Publié le 17 octobre 2012 par H16

L’actualité est parfois facétieuse : alors que des affaires de blanchiment de l’argent de la drogue éclaboussent un membre du parti officiellement pour une dépénalisation du cannabis, le ministre de l’Éducation, Vincent Peillon, du parti officiellement pour, contre, ne sait pas, n’a rien trouvé de mieux à faire qu’à se déclarer lui aussi ouvertement pour, alors qu’au gouvernement, la question ne doit surtout pas être abordée…

hollande humide et triste
On ne peut évidemment pas s’empêcher de sourire en voyant la troupe de pieds nickelés du gouvernement se chamailler à ce sujet pendant que le premier ministre, ayant perdu toute colonne vertébrale lorsqu’il s’est récemment réincarné en bulot, tente en vain de discipliner tout ça sous le regard atone d’un président dépassé par les événements, sa vie de couple et les finances d’un pays en décomposition avancée. Mais foin de palabres sur les médiocres qui s’agitent : si le débat a été bien piteusement lancé, et, sans nul doute, à un fort mauvais moment, il n’en reste pas moins que le fond de ce dernier, lui, mérite mieux que les pathétiques ronds de jambe d’une majorité empêtrée dans sa confusion mentale habituelle.

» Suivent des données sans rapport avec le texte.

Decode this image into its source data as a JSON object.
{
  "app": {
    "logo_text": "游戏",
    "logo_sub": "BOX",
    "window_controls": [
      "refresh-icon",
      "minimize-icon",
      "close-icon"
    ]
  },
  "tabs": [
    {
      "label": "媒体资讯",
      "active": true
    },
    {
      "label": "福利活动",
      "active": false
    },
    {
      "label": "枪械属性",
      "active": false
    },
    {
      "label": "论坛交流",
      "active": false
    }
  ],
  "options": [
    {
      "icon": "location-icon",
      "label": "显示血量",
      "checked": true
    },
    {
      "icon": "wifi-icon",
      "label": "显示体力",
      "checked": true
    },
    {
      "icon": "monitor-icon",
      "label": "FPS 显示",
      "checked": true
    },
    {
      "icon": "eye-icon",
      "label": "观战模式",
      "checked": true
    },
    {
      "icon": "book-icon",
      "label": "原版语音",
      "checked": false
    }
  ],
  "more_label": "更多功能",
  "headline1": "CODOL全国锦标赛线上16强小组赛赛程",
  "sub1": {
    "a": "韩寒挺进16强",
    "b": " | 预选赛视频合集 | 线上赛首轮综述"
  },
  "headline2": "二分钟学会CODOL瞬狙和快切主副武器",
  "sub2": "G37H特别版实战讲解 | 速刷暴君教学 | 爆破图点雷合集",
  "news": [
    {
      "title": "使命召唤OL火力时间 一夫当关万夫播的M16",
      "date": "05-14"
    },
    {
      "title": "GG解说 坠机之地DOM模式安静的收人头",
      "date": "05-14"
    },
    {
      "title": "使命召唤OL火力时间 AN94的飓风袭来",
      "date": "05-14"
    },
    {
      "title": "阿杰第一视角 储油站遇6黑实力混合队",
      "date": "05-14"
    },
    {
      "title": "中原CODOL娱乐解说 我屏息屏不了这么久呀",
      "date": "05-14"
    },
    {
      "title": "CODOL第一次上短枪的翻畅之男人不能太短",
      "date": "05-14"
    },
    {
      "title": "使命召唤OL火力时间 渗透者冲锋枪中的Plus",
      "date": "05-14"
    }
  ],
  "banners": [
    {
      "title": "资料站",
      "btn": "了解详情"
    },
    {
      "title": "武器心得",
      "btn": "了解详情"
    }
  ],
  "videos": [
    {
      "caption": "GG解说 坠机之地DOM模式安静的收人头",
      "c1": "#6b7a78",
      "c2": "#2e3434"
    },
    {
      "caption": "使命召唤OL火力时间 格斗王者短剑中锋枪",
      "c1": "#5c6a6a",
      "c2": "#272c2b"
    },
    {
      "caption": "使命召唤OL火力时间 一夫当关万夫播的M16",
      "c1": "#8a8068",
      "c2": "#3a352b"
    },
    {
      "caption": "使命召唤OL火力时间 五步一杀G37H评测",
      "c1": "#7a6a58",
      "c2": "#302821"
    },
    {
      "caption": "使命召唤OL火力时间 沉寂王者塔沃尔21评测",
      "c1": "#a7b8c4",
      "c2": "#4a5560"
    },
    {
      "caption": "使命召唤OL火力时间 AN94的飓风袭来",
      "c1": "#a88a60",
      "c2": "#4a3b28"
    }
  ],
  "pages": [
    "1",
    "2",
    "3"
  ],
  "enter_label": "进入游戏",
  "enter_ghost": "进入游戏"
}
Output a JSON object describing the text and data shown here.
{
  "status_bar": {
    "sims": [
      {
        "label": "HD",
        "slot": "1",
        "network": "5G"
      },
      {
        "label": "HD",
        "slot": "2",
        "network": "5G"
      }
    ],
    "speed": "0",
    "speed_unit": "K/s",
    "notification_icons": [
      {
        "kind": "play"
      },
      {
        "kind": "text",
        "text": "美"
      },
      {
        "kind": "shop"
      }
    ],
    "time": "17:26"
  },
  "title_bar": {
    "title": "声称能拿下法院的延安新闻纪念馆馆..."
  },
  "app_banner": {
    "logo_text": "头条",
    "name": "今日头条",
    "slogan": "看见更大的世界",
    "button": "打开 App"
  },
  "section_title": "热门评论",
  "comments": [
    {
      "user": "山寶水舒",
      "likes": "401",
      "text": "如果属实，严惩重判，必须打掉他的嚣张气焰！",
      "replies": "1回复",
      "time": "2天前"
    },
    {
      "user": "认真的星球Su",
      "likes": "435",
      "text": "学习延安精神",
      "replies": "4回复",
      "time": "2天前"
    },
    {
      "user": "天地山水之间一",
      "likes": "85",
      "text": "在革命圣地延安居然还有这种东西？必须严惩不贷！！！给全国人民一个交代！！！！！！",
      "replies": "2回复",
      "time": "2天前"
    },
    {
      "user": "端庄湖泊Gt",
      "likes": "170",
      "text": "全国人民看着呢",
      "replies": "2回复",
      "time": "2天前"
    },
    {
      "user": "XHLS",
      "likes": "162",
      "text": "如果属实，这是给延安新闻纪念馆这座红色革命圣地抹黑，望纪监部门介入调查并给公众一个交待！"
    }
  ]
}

Doit-on dépénaliser la drogue ? Doit-on, de façon plus restreinte, se contenter du cannabis ? A-t-on seulement le droit d’ouvrir le débat ?

Ici, je pourrai reprendre la litanie d’arguments libéraux ou libertariens qui expliquent, de façon logique, articulée et sensée pourquoi les individus, libres et responsables, devraient avoir le droit de se droguer, quitte à se détruire la santé, étant finalement les seuls juges de ce qui est bon (ou pas) pour eux.

Mais cette fois-ci, je me contenterai de poser une autre question : a-t-on vraiment les moyens de continuer à pénaliser l’usage et le trafic de drogue ? La question, ici, est en réalité bien plus pertinente que toutes les autres sur le libre-arbitre, la propriété de son corps et le reste, pour la simple et bonne raison que les finances du pays et les ressources humaines dont il dispose pour lutter contre l’usage et le trafic de drogue sont complètement épuisées.

Vous pensez que j’exagère ? Oui, bon, certes, c’est aussi le style de la maison, mais pour une fois, j’ai quelques chiffres qui méritent réflexion.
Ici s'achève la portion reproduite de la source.